Average cost of consumer staples in America:

Home: $294,127

Half-gallon of milk: $2.34

T-bone steak: $10.19

Monthly energy bill: $163.40

Doctor visit: $101.16

8. The Doctor Is In

Psychiatrists can perform remote video evaluations of mentally disturbed patients in emergency rooms all across rural South Carolina, eliminating the need for face-to-face exams and greatly reducing the backlog of such cases. South Carolina’s five-year-old tele-psychiatry program, which received $4 million from the General Assembly, has been so successful that North Carolina launched a similar one in 2010, and a dozen other states plan to follow suit. In all states, patients deemed dangerous to themselves or others must be examined by a psychiatrist before being released from the hospital. In South Carolina, 20 hospitals now share seven psychiatrists on call nearly around the clock for the video exams. A University of South Carolina School of Medicine study showed the program has cut wait times dramatically, doubled participation in drug and alcohol rehabilitation, and reduced costs by about $1,400 per consult, for a total of nearly $28 million.

9. Yogurt for ’Yorkers

Further evidence for those who argue New York City is the nation’s cultural capital: Lawmakers have designated yogurt the official state snack food.
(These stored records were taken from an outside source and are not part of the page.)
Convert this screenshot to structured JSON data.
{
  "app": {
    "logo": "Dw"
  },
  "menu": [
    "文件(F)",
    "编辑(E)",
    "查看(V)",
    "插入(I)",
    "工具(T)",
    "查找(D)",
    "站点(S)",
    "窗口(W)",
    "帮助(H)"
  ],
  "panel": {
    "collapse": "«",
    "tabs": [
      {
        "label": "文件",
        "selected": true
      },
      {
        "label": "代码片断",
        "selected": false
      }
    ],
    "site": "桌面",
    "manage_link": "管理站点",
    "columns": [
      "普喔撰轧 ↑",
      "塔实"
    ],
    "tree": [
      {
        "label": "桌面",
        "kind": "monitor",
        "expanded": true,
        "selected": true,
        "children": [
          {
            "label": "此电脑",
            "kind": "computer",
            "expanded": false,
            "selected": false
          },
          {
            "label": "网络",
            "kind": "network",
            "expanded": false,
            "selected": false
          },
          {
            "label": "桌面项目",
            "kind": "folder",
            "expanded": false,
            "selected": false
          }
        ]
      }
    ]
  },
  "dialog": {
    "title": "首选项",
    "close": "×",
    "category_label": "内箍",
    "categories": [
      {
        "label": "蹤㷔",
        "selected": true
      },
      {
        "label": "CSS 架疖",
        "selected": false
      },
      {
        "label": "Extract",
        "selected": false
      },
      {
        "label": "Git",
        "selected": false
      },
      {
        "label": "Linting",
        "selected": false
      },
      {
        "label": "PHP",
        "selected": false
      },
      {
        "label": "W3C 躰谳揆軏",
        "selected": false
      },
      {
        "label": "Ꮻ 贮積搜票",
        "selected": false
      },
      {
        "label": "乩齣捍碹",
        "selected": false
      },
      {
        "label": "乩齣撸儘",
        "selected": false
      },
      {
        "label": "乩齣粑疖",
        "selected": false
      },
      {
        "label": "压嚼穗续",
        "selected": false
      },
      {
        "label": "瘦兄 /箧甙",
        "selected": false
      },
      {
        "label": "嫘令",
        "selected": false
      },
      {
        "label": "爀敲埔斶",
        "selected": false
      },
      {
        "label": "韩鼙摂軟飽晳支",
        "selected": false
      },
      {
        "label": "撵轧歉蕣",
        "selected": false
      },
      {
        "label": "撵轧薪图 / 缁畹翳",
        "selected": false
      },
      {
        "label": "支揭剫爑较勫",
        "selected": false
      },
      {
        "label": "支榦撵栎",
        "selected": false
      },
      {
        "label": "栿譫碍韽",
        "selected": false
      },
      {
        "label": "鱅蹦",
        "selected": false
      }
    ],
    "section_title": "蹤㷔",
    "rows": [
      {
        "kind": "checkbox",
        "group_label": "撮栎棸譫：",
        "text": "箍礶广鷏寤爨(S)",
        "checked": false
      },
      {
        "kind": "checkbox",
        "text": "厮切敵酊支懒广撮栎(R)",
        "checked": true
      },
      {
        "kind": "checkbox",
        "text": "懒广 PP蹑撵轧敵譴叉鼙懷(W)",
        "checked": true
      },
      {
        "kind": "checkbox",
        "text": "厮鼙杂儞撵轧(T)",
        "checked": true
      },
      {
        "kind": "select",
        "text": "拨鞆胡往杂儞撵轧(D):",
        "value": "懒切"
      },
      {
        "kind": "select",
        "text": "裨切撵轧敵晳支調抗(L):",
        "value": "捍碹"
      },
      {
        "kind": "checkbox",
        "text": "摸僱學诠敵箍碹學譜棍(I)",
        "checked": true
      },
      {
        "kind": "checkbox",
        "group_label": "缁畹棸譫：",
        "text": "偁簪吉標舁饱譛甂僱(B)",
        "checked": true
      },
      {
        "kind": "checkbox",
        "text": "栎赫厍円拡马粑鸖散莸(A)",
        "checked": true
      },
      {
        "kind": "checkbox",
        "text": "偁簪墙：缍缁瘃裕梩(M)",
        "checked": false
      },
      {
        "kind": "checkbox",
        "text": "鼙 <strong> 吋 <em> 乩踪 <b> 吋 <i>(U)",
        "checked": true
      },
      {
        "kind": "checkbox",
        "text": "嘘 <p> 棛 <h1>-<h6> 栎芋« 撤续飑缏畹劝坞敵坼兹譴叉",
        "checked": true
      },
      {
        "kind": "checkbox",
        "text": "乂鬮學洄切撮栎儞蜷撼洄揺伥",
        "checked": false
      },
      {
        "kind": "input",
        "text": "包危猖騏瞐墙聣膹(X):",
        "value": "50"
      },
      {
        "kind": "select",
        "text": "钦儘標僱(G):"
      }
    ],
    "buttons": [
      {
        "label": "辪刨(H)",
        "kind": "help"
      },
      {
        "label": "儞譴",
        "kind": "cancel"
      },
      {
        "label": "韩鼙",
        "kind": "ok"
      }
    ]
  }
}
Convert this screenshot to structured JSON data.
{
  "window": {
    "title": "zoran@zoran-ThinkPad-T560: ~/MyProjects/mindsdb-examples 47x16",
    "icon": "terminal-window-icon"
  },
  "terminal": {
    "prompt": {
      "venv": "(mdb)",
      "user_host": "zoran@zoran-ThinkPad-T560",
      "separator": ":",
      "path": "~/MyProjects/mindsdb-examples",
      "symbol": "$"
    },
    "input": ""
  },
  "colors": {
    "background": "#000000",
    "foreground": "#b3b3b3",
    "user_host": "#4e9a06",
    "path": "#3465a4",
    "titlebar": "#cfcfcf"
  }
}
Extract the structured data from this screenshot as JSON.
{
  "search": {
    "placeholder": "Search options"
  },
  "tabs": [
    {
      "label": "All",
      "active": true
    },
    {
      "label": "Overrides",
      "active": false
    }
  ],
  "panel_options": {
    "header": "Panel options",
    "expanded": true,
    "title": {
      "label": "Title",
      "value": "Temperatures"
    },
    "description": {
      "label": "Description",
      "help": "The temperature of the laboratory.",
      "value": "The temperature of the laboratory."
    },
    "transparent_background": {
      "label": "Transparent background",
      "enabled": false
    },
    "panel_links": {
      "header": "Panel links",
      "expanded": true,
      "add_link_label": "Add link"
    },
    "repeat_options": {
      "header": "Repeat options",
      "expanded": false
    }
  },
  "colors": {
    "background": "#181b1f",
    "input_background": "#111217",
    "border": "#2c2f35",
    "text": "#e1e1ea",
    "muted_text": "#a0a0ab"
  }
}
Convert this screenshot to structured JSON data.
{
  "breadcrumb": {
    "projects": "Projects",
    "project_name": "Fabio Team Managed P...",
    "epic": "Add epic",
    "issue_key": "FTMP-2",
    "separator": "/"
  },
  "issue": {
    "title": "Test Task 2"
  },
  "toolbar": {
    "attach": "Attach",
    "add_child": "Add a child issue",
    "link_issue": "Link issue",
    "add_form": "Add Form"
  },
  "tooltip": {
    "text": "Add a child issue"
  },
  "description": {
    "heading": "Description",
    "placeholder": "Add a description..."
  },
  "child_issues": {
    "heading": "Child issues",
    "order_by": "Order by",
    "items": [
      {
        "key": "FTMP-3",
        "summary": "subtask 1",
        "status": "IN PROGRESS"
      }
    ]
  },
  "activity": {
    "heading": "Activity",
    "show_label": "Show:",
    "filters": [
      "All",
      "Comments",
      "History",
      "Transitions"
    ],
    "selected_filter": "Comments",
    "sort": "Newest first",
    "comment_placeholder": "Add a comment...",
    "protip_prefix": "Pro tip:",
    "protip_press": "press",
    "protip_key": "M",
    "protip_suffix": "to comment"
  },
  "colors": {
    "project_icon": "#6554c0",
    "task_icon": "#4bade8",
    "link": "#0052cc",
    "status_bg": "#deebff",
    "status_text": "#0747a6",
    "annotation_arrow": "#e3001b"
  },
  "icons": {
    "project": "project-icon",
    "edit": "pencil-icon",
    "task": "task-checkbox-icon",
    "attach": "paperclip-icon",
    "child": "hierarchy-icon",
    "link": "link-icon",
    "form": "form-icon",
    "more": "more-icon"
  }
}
The bill, sponsored by Senator Michael Ranzenhofer (R), states that yogurt is “a good source of protein, calcium, vitamin B-2, B-12, potassium and magnesium … Yogurt is also an important economic driver across our state; New York is now the No. 1 processor of yogurt in the country.” Late-night talk show hosts poked fun at the measure, but lawmakers ignored the callous display of lactose intolerance and pointed out yogurt’s superiority over other states’ less healthful official snacks.

Other Official State Snacks:


South Carolina—boiled peanuts

Texas—chips and salsa


10. Tony's Law Has Claws

Louisiana lawmakers grabbed a tiger by the tail when they passed a bill “exempting certain persons from the requirements of the big exotic cat rules.” Specifically, it allows the owner of the Tiger Truck Stop outside Baton Rouge to keep his 14-year-old Bengal tiger, Tony, as a roadside attraction. The 550-pound cat lives in a 40-foot by-80-foot enclosure next to the parking lot. State veterinarians have said he is healthy, but animal rights groups say Tony is being exploited and have taken legal steps over the years to remove him. Truck stop owner Michael Sandlin, who’s raised tigers since 1988, told the Times-Picayune that “the threat of him being drug away to some strange place—never petted, never sweet-talked to again … I would not stand by and see that happen to that tiger.” Bill sponsor Senator Rick Ward (R) says Sandlin is law-abiding and responsible. Animal rights activists vow to challenge the new law, ensuring more fur will fly before the case is settled.